André Jacinto, vereador de Igaratá, foi condenado a três anos de detenção por fraude em licitação ocorrida em dezembro de 2007. Ele garante que é inocente e irá recorrer da decisão

Cidades Política Segurança Pública Em 12/05/2017 17:11:03

 

O vereador Coquinho da Saúde, André Jacinto dos Santos (PR), foi condenado a três anos de detenção por fraude em licitação ocorrida em dezembro de 2007 quando ele estava na função de presidente da Câmara Municipal de Igaratá. A sentença foi proferida no último dia 27 de abril pela juíza Dra. Patrícia Cotrim Valério da 1ª Vara do Foro de Santa Isabel. 

Em dezembro de 2007 o então presidente da Câmara decidiu deixar a sua marca no prédio do legislativo igarataense e, ao apagar das luzes de seu mandato, contratou uma empresa para instalar uma cobertura de policarbonato, semelhante a existente na Câmara de São José dos Campos/SP.

Apesar de advertido de que deveria ser mais prudente na contratação e observar os prazos, ele correu e contratou sem a devida licitação duas empresas para a realização do objetivo, ambas de São José dos Campos. Uma empresa forneceu os materiais necessários e a outra realizou o serviço, que custou, à época, quase 12 mil reais (R$11.950,00).

Meses depois de realizada a obra um cidadão visitou a empresa e solicitou um orçamento para um trabalho semelhante ao realizado na sede do Legislativo igarataense. Para sua surpresa, o orçamento foi muito inferior ao pago pela Câmara. Ao questionar a diferença ouviu a explicação do vendedor de que “era o leitinho das crianças”.

O fato ganhou o noticiário à época resultando em duas ações, uma criminal e outra por improbidade administrativa. Depoimentos, gravações e documentos foram analisados e serviram de argumentos para a Dra. Patrícia declarar a materialidade do crime, especialmente depois que o próprio Tribunal de Contas reconheceu Coquinho como culpado incurso no crime contra o artigo 89 da lei de licitações (8666/93), por “ausência de cotação prévia de preços para a compra de materiais e para pagamento de serviços; e superfaturamento na compra de materiais e pagamento de prestação de serviços”.

Em sua sentença, a Juíza observa que André foi nomeado presidente da Câmara e, “nessa qualidade tinha função de zelar pelo patrimônio público primando pela observância dos princípios que norteiam a conduta do administrador público”.

Dra. Patrícia acrescenta ainda que “não é relevante a divergência entre o valor efetivamente pago e o do orçamento requerido pela testemunha.
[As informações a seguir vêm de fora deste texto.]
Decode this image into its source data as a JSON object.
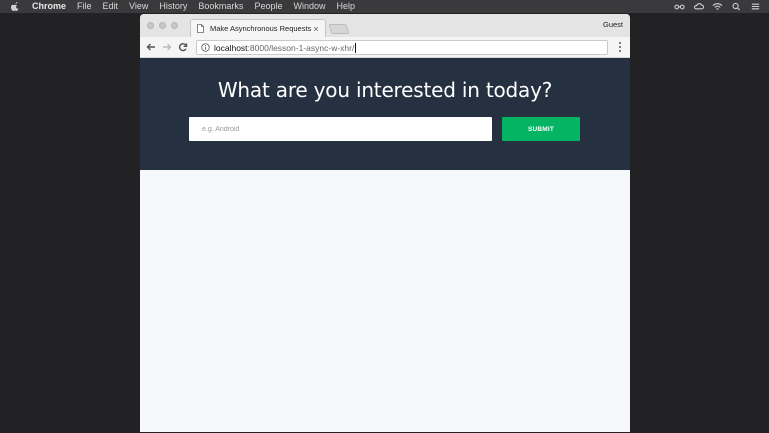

É o suficiente para a condenação o dolo de contratar sem a observância da legislação”. E, finalmente condena André Jacinto dos Santos à pena mínima, três anos de detenção em regime aberto e ao pagamento de dez dias multa.
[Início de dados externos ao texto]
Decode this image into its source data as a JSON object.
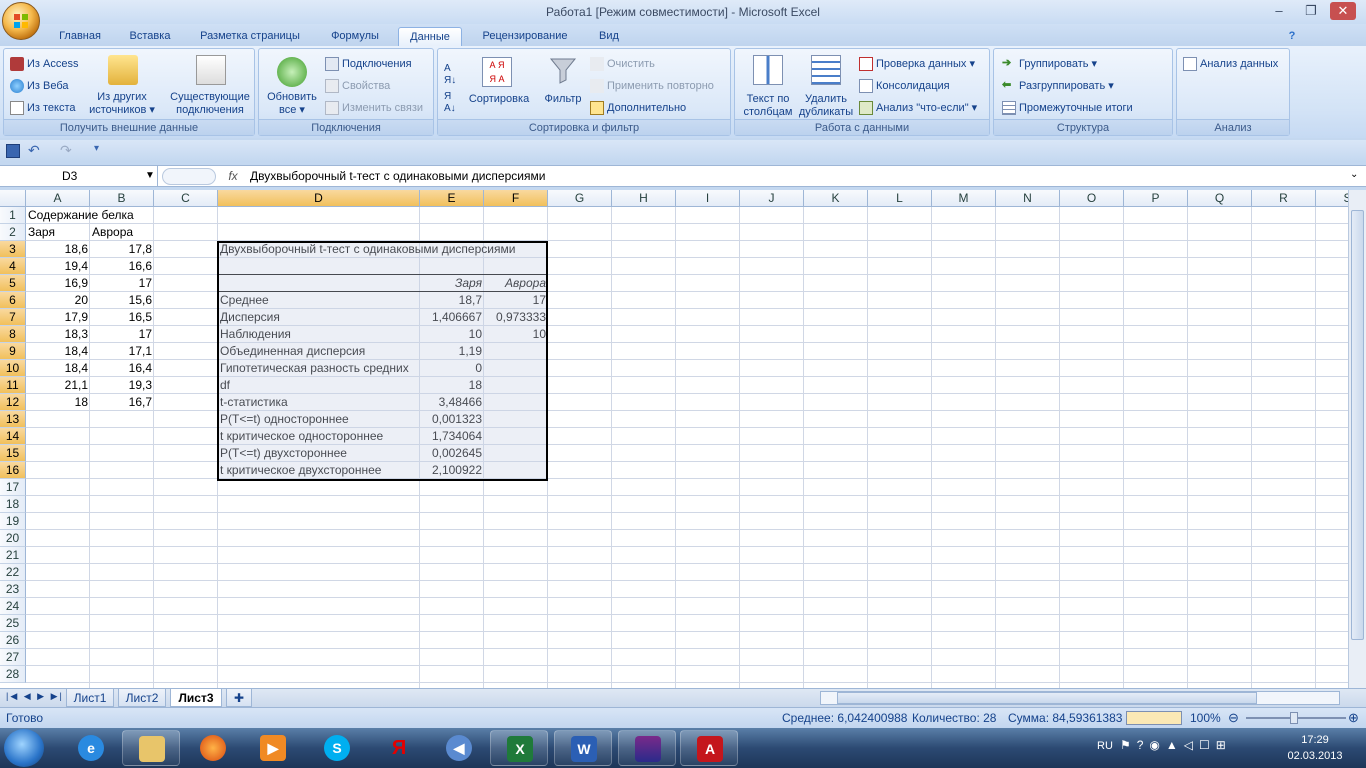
{
  "window": {
    "title": "Работа1  [Режим совместимости] - Microsoft Excel",
    "min": "–",
    "max": "❐",
    "close": "✕"
  },
  "tabs": [
    "Главная",
    "Вставка",
    "Разметка страницы",
    "Формулы",
    "Данные",
    "Рецензирование",
    "Вид"
  ],
  "active_tab": "Данные",
  "ribbon": {
    "g1": {
      "label": "Получить внешние данные",
      "access": "Из Access",
      "web": "Из Веба",
      "text": "Из текста",
      "other1": "Из других",
      "other2": "источников ▾",
      "exist1": "Существующие",
      "exist2": "подключения"
    },
    "g2": {
      "label": "Подключения",
      "refresh1": "Обновить",
      "refresh2": "все ▾",
      "connections": "Подключения",
      "properties": "Свойства",
      "edit_links": "Изменить связи"
    },
    "g3": {
      "label": "Сортировка и фильтр",
      "sort": "Сортировка",
      "filter": "Фильтр",
      "clear": "Очистить",
      "reapply": "Применить повторно",
      "advanced": "Дополнительно"
    },
    "g4": {
      "label": "Работа с данными",
      "ttc1": "Текст по",
      "ttc2": "столбцам",
      "dup1": "Удалить",
      "dup2": "дубликаты",
      "validation": "Проверка данных ▾",
      "consolidate": "Консолидация",
      "whatif": "Анализ \"что-если\" ▾"
    },
    "g5": {
      "label": "Структура",
      "group": "Группировать ▾",
      "ungroup": "Разгруппировать ▾",
      "subtotal": "Промежуточные итоги"
    },
    "g6": {
      "label": "Анализ",
      "analysis": "Анализ данных"
    }
  },
  "formula_bar": {
    "name_box": "D3",
    "fx": "fx",
    "formula": "Двухвыборочный t-тест с одинаковыми дисперсиями"
  },
  "columns": [
    "A",
    "B",
    "C",
    "D",
    "E",
    "F",
    "G",
    "H",
    "I",
    "J",
    "K",
    "L",
    "M",
    "N",
    "O",
    "P",
    "Q",
    "R",
    "S"
  ],
  "cells": {
    "A1": "Содержание белка",
    "A2": "Заря",
    "B2": "Аврора",
    "A3": "18,6",
    "B3": "17,8",
    "A4": "19,4",
    "B4": "16,6",
    "A5": "16,9",
    "B5": "17",
    "A6": "20",
    "B6": "15,6",
    "A7": "17,9",
    "B7": "16,5",
    "A8": "18,3",
    "B8": "17",
    "A9": "18,4",
    "B9": "17,1",
    "A10": "18,4",
    "B10": "16,4",
    "A11": "21,1",
    "B11": "19,3",
    "A12": "18",
    "B12": "16,7",
    "D3": "Двухвыборочный t-тест с одинаковыми дисперсиями",
    "E5": "Заря",
    "F5": "Аврора",
    "D6": "Среднее",
    "E6": "18,7",
    "F6": "17",
    "D7": "Дисперсия",
    "E7": "1,406667",
    "F7": "0,973333",
    "D8": "Наблюдения",
    "E8": "10",
    "F8": "10",
    "D9": "Объединенная дисперсия",
    "E9": "1,19",
    "D10": "Гипотетическая разность средних",
    "E10": "0",
    "D11": "df",
    "E11": "18",
    "D12": "t-статистика",
    "E12": "3,48466",
    "D13": "P(T<=t) одностороннее",
    "E13": "0,001323",
    "D14": "t критическое одностороннее",
    "E14": "1,734064",
    "D15": "P(T<=t) двухстороннее",
    "E15": "0,002645",
    "D16": "t критическое двухстороннее",
    "E16": "2,100922"
  },
  "sheets": [
    "Лист1",
    "Лист2",
    "Лист3"
  ],
  "active_sheet": "Лист3",
  "status": {
    "ready": "Готово",
    "average": "Среднее: 6,042400988",
    "count": "Количество: 28",
    "sum": "Сумма: 84,59361383",
    "zoom": "100%"
  },
  "taskbar": {
    "lang": "RU",
    "time": "17:29",
    "date": "02.03.2013"
  },
  "colors": {
    "accent": "#15428b",
    "selection": "#f1c05c",
    "grid": "#d0d7e5"
  }
}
Por ser a pena menor do que quatro anos, Dra. Patrícia determinou a sua substituição por duas penas restritivas de direitos, ao pagamento de 20 salários mínimos (R$ 18.740,00) e prestação de serviços comunitários pelo mesmo prazo da pena privativa de liberdade (três anos).
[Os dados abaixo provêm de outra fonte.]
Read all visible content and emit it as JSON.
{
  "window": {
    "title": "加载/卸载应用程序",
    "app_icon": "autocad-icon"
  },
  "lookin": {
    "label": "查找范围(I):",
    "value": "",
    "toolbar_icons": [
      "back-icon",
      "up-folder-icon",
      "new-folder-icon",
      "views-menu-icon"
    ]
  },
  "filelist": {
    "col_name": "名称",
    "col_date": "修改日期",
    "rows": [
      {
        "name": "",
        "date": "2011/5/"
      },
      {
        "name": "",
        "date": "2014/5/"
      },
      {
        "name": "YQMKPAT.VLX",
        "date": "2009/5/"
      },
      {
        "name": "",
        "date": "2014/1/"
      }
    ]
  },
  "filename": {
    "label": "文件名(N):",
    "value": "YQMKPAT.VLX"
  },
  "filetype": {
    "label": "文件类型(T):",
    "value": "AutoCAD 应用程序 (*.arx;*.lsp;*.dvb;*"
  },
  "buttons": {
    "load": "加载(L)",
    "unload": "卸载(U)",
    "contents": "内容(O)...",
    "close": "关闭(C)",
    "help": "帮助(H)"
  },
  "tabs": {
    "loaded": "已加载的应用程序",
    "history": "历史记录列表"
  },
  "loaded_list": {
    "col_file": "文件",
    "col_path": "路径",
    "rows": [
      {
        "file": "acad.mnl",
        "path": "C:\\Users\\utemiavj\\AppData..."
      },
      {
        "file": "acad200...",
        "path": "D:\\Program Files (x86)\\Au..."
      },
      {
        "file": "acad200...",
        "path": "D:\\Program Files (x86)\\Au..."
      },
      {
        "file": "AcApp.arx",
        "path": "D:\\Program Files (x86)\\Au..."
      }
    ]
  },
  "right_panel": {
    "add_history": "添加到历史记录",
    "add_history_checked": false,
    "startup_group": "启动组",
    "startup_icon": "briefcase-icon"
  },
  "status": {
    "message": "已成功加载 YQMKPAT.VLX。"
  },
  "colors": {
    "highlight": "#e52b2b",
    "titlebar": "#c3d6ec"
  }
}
Coquinho poderá recorrer dessa sentença, mas ainda aguarda o prosseguimento da ação civil pública movida pelo Ministério Público por improbidade administrativa na qual, se condenado, poderá perder seus direitos políticos comprometendo além de sua função de vereador, até mesmo o seu emprego na Prefeitura.

 

 Vereador diz que é inocente

Coquinho afirma que o processo de aquisição do toldo ocorreu dentro da legalidade. “Fiz tudo como recomendou a Lúcia da contabilidade. Mas faltou a Câmara enviar ao Ministério Público os três orçamentos que foram feitos, mandaram apenas um. Junto do recurso enviarei o restante da documentação”, diz.

André Jacinto conta que a gestão dele como presidente do legislativo estava chegando ao fim, sem que ele tivesse feito qualquer obra, “então fiz em caráter emergencial o toldo, pois toda vez que tinha chuva de vento a porta ficava toda molhada”, recorda. 

Coquinho diz que entrará com recurso e tem certeza que será absolvido, “pois até o Tribunal de Contas já aprovou a minha gestão”, finaliza.